Alte Tradition aus Finnland.
Zubehör: Birken- oder Buchenbrett, ca. 50cm lang, 30cm brei und 5cm dick und 4 "Holznägel" pro Fillet. Die holznägel werden am ende zugespitzt und sollten ca 3 - 5 cm lang und ca 5-7mm im Durchmesser sein.
Dann legt man zwei Forellen- oder Lachsfillet auf das Brett und bestreicht diese erst mit ein wenig Citronensaft, dann mit ein wenig Oel. Darüber streut man eine Würzmischung nach eigenem Geschmack, so das der ganze Fisch mit einer dünnen Schicht bedeckt ist.
Danach legt man den Fisch zugedeckt ca zwei Stunden an einen Kühlen Ort.

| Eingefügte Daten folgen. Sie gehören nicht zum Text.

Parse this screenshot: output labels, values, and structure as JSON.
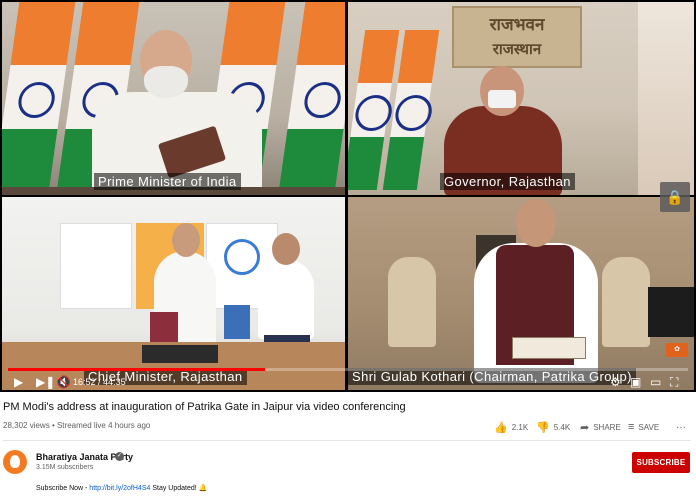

Zwischenzeitlich macht man Feuer im offenen Kamin. Es braucht schon recht viel Glut, am besten eignet sich Buchen- oder Birkenholz.
Man nimmt ein spitzes, stabiles Messer, sticht es durch den Fisch und schlägt es mit dem Hammer ca 3mm ins Brett, so quasi wie Vorbohren. dann zieht man das Messer raus und nimmt einen Holznagel, drückt ihn durchs Fleisch und schlägt ihn leicht mit dem Hammer ins "vorgebohrte" Loch. Das Schwanzende des Fillets ist nach unten gerichtet. Man nimmt zwei Nägel oben, einen in der Mitte und einen am Schwanzende.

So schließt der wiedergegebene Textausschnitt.